Other aspects of this paper, though, are fine by me. As the authors point out, this sort of thing has implications for drawing evolutionary family trees of proteins - we should not assume too much when we see similar binding pockets, since these may well have a better chance of being coincidence than we think. And there are also implications for origin-of-life studies: this work (and the other work in the field, cited above) imply that a random collection of proteins could still display a variety of functions. Whether these are good enough to start assembling a primitive living system is another question, but it may be that proteinaceous life has an easier time bootstrapping itself than we might imagine.

Comments (16) + TrackBacks (0) | Category: Biological News | In Silico | Life As We (Don't) Know It


1. sgcox on May 22, 2013 8:40 AM writes...

This paper is worth mentioning here:

Permalink to Comment

2. anon on May 22, 2013 8:41 AM writes...

"I don't know of anyone doing drug discovery that has ever believed anything else."

Quite a few academic PIs fancy themselves doing drug discovery these days. Many (not all, mind you, but many) of them are not very knowledgeable of the actual pharmacology, let alone medicinal chemistry. Thus "notion of one molecule–one protein target that underlies many aspects of drug discovery" may be spot on, insofar as it concerns the predominant mentality in academic "drug discovery".

Permalink to Comment

3. petros on May 22, 2013 9:02 AM writes...

This review focusing on cancer targets considers the multiplicity of potential drug sites on target proteins.

Nat Rev Drug Discov. 2013 Jan;12(1):35-50. doi: 10.1038/nrd3913

Permalink to Comment

4. Curious Wavefunction on May 22, 2013 9:12 AM writes...

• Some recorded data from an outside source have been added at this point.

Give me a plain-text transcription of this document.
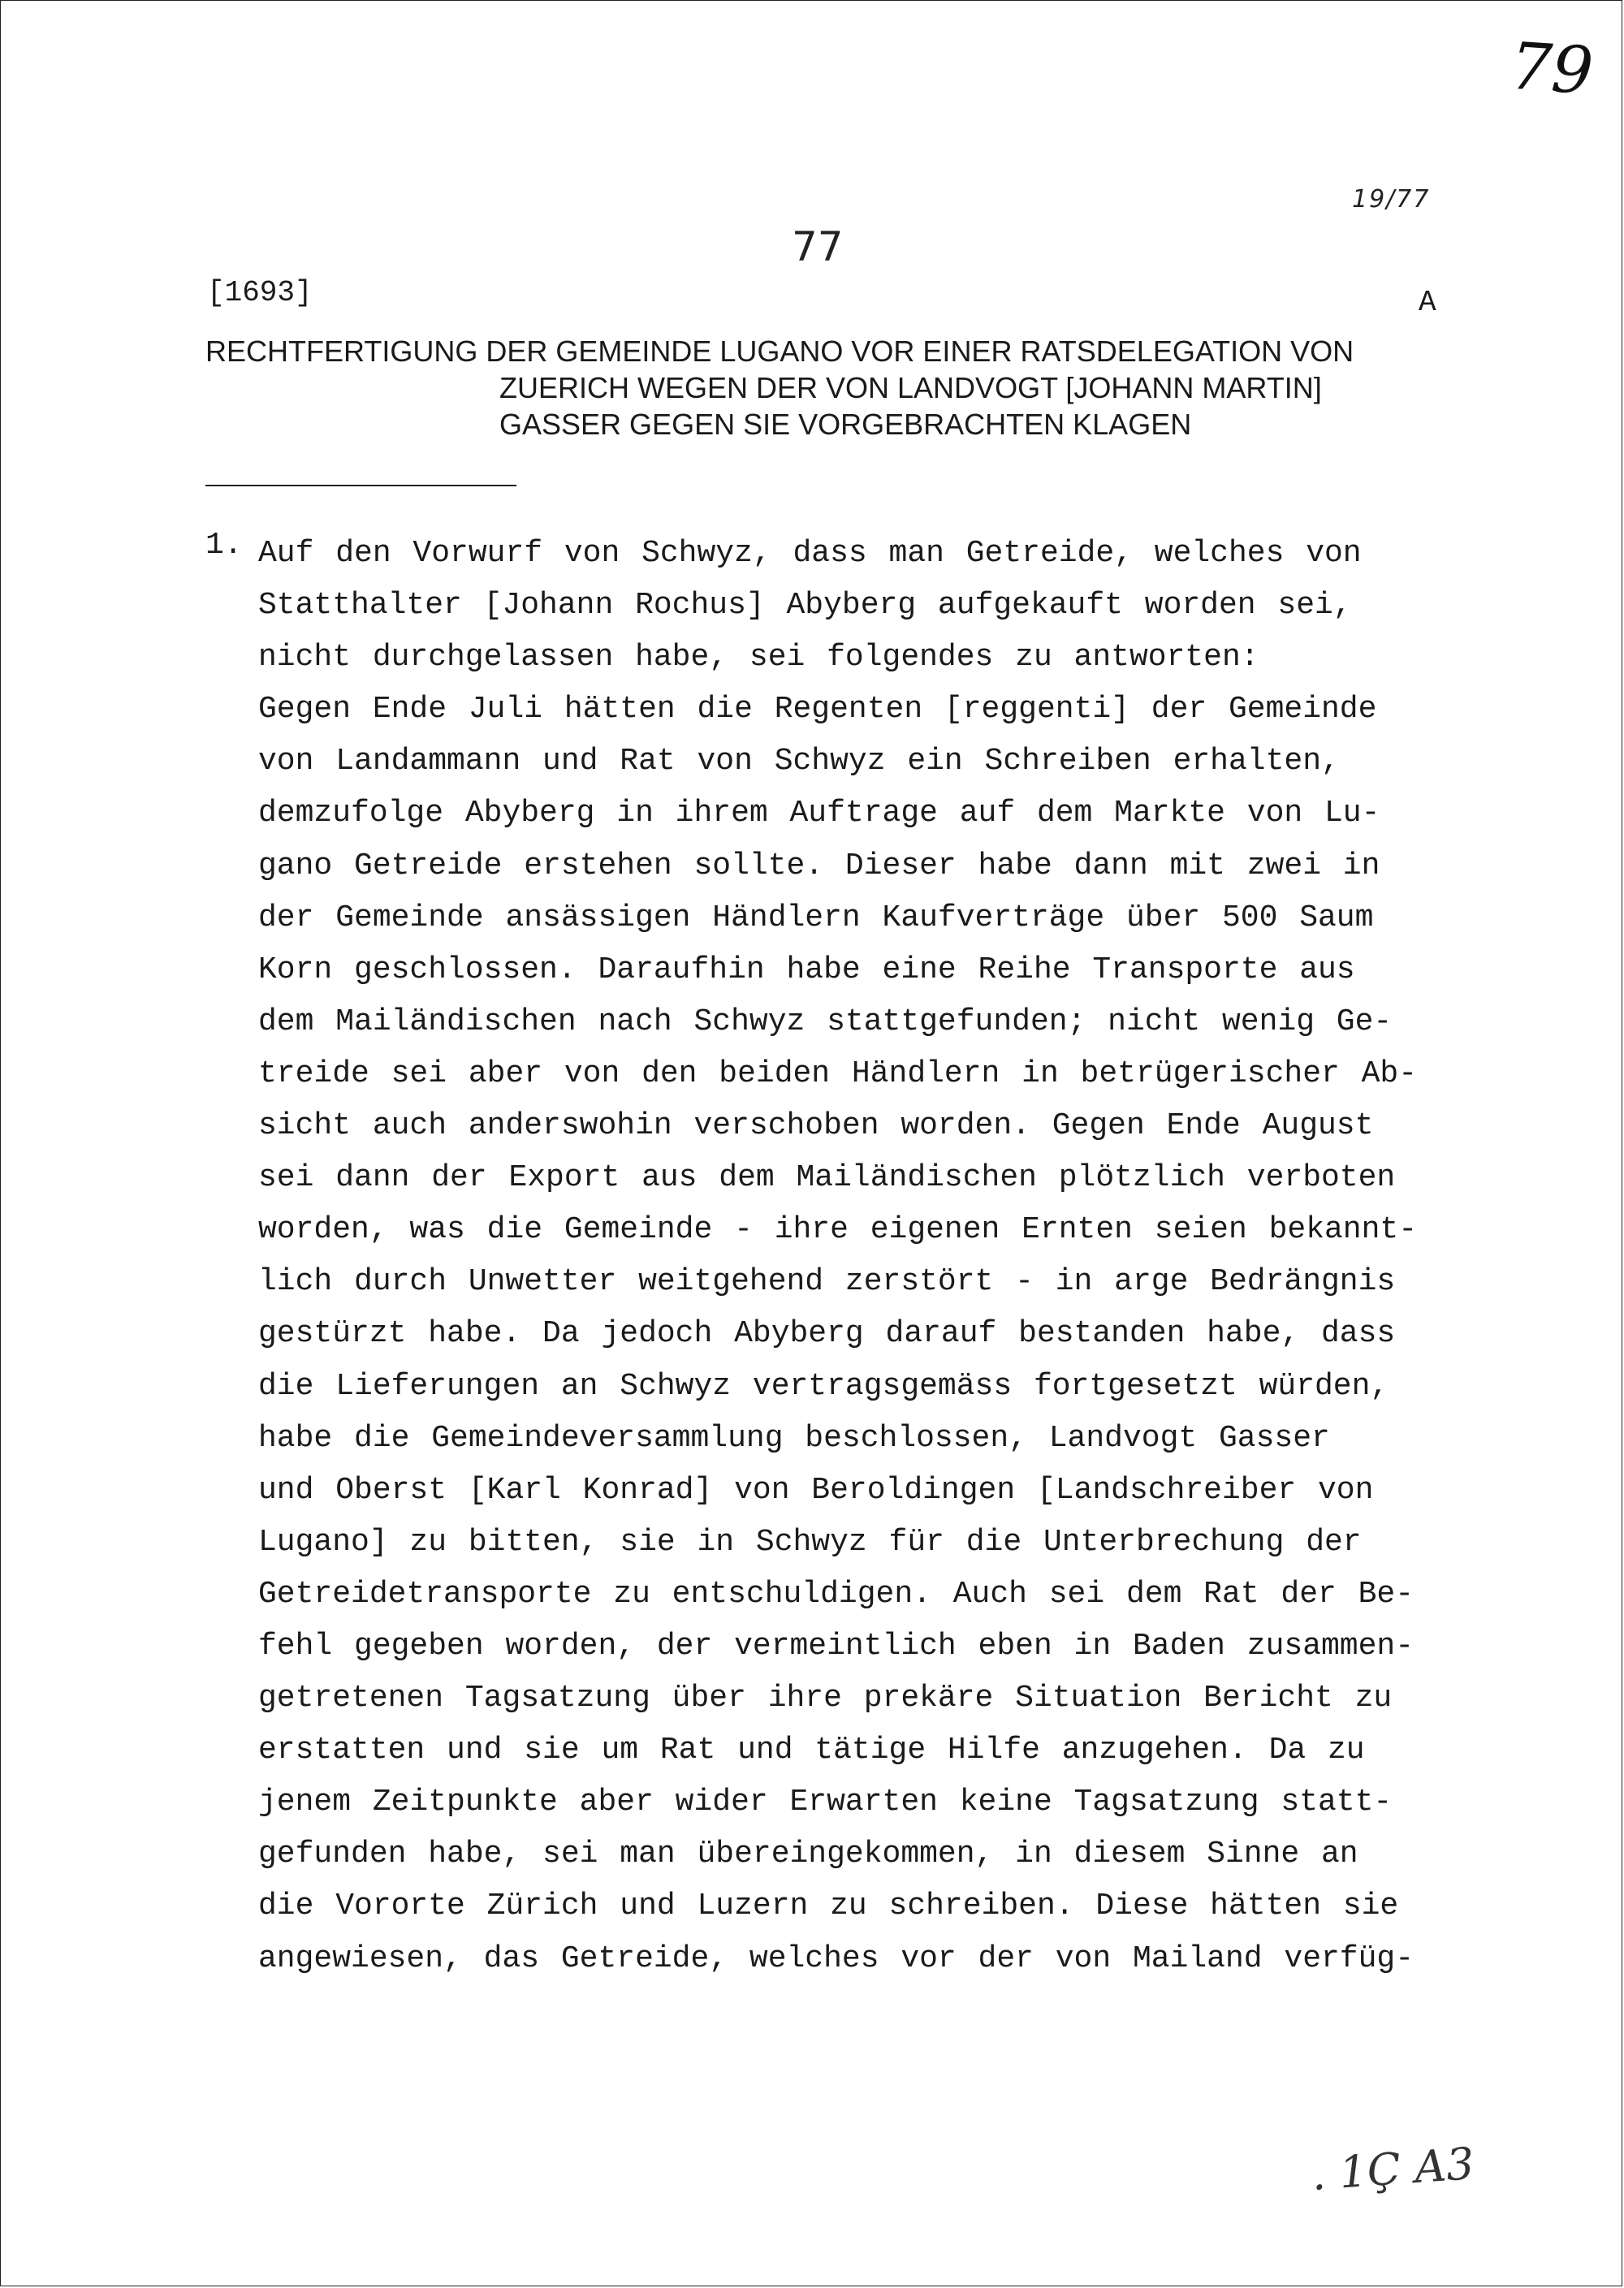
79
19/77
77
[1693]	A
RECHTFERTIGUNG DER GEMEINDE LUGANO VOR EINER RATSDELEGATION VON
ZUERICH WEGEN DER VON LANDVOGT [JOHANN MARTIN]
GASSER GEGEN SIE VORGEBRACHTEN KLAGEN
1. Auf den Vorwurf von Schwyz, dass man Getreide, welches von
Statthalter [Johann Rochus] Abyberg aufgekauft worden sei,
nicht durchgelassen habe, sei folgendes zu antworten:
Gegen Ende Juli hätten die Regenten [reggenti] der Gemeinde
von Landammann und Rat von Schwyz ein Schreiben erhalten,
demzufolge Abyberg in ihrem Auftrage auf dem Markte von Lu-
gano Getreide erstehen sollte. Dieser habe dann mit zwei in
der Gemeinde ansässigen Händlern Kaufverträge über 500 Saum
Korn geschlossen. Daraufhin habe eine Reihe Transporte aus
dem Mailändischen nach Schwyz stattgefunden; nicht wenig Ge-
treide sei aber von den beiden Händlern in betrügerischer Ab-
sicht auch anderswohin verschoben worden. Gegen Ende August
sei dann der Export aus dem Mailändischen plötzlich verboten
worden, was die Gemeinde - ihre eigenen Ernten seien bekannt-
lich durch Unwetter weitgehend zerstört - in arge Bedrängnis
gestürzt habe. Da jedoch Abyberg darauf bestanden habe, dass
die Lieferungen an Schwyz vertragsgemäss fortgesetzt würden,
habe die Gemeindeversammlung beschlossen, Landvogt Gasser
und Oberst [Karl Konrad] von Beroldingen [Landschreiber von
Lugano] zu bitten, sie in Schwyz für die Unterbrechung der
Getreidetransporte zu entschuldigen. Auch sei dem Rat der Be-
fehl gegeben worden, der vermeintlich eben in Baden zusammen-
getretenen Tagsatzung über ihre prekäre Situation Bericht zu
erstatten und sie um Rat und tätige Hilfe anzugehen. Da zu
jenem Zeitpunkte aber wider Erwarten keine Tagsatzung statt-
gefunden habe, sei man übereingekommen, in diesem Sinne an
die Vororte Zürich und Luzern zu schreiben. Diese hätten sie
angewiesen, das Getreide, welches vor der von Mailand verfüg-
. 1Ç A3
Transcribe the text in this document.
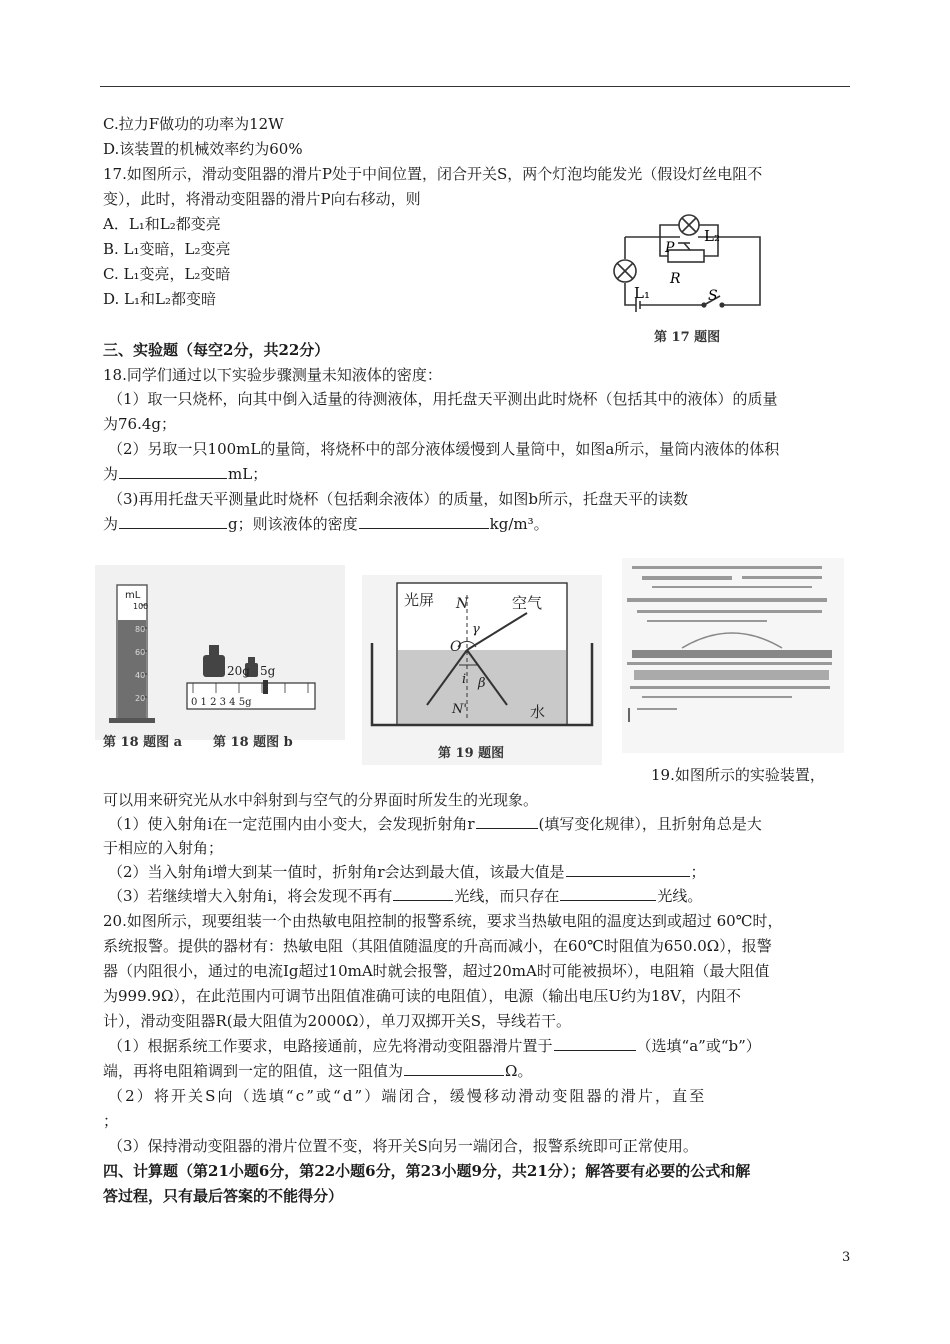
C.拉力F做功的功率为12W
D.该装置的机械效率约为60%
17.如图所示，滑动变阻器的滑片P处于中间位置，闭合开关S，两个灯泡均能发光（假设灯丝电阻不
变），此时，将滑动变阻器的滑片P向右移动，则
A．L₁和L₂都变亮
B. L₁变暗，L₂变亮
C. L₁变亮，L₂变暗
D. L₁和L₂都变暗
L₂
P
R
L₁	S
第 17 题图
三、实验题（每空2分，共22分）
18.同学们通过以下实验步骤测量未知液体的密度：
（1）取一只烧杯，向其中倒入适量的待测液体，用托盘天平测出此时烧杯（包括其中的液体）的质量
为76.4g；
（2）另取一只100mL的量筒，将烧杯中的部分液体缓慢到人量筒中，如图a所示，量筒内液体的体积
为	mL；
（3)再用托盘天平测量此时烧杯（包括剩余液体）的质量，如图b所示，托盘天平的读数
为	g；则该液体的密度	kg/m³。
mL
100
80
60
40
20
20g 5g
0 1 2 3 4 5g
第 18 题图 a 第 18 题图 b
光屏 N	空气
O
γ
i β
N'	水
第 19 题图
19.如图所示的实验装置，
可以用来研究光从水中斜射到与空气的分界面时所发生的光现象。
（1）使入射角i在一定范围内由小变大，会发现折射角r	(填写变化规律），且折射角总是大
于相应的入射角；
（2）当入射角i增大到某一值时，折射角r会达到最大值，该最大值是	；
（3）若继续增大入射角i，将会发现不再有	光线，而只存在	光线。
20.如图所示，现要组装一个由热敏电阻控制的报警系统，要求当热敏电阻的温度达到或超过 60℃时，
系统报警。提供的器材有：热敏电阻（其阻值随温度的升高而减小，在60℃时阻值为650.0Ω），报警
器（内阻很小，通过的电流Ig超过10mA时就会报警，超过20mA时可能被损坏），电阻箱（最大阻值
为999.9Ω），在此范围内可调节出阻值准确可读的电阻值），电源（输出电压U约为18V，内阻不
计），滑动变阻器R(最大阻值为2000Ω），单刀双掷开关S，导线若干。
（1）根据系统工作要求，电路接通前，应先将滑动变阻器滑片置于	（选填“a”或“b”）
端，再将电阻箱调到一定的阻值，这一阻值为	Ω。
（2）将开关S向（选填“c”或“d”）端闭合，缓慢移动滑动变阻器的滑片，直至
；
（3）保持滑动变阻器的滑片位置不变，将开关S向另一端闭合，报警系统即可正常使用。
四、计算题（第21小题6分，第22小题6分，第23小题9分，共21分）；解答要有必要的公式和解
答过程，只有最后答案的不能得分）
3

"This promiscuity implies that the notion of one molecule–one protein target that underlies many aspects of drug discovery is likely incorrect"

Maybe it simply means that even those compounds which we think are selective for one target are probably not? It certainly seems to be the case for drugs like Gleevec and maybe we will find it to be the case for others if we dig deeper.

Permalink to Comment

5. PF9 on May 22, 2013 9:20 AM writes...

A couple of points to consider:
1) a lot will depend on how you define the extent of a binding site. Think about serine proteases: it is S1, how much of S1, do you add in more of the central cavity etc etc
2) Just because a ligand shows binding in vitro, is there really a causal, PK/PD driven link to action in vivo? In many cases I doubt it (hERG aside)

Permalink to Comment

6. anchor on May 22, 2013 9:22 AM writes...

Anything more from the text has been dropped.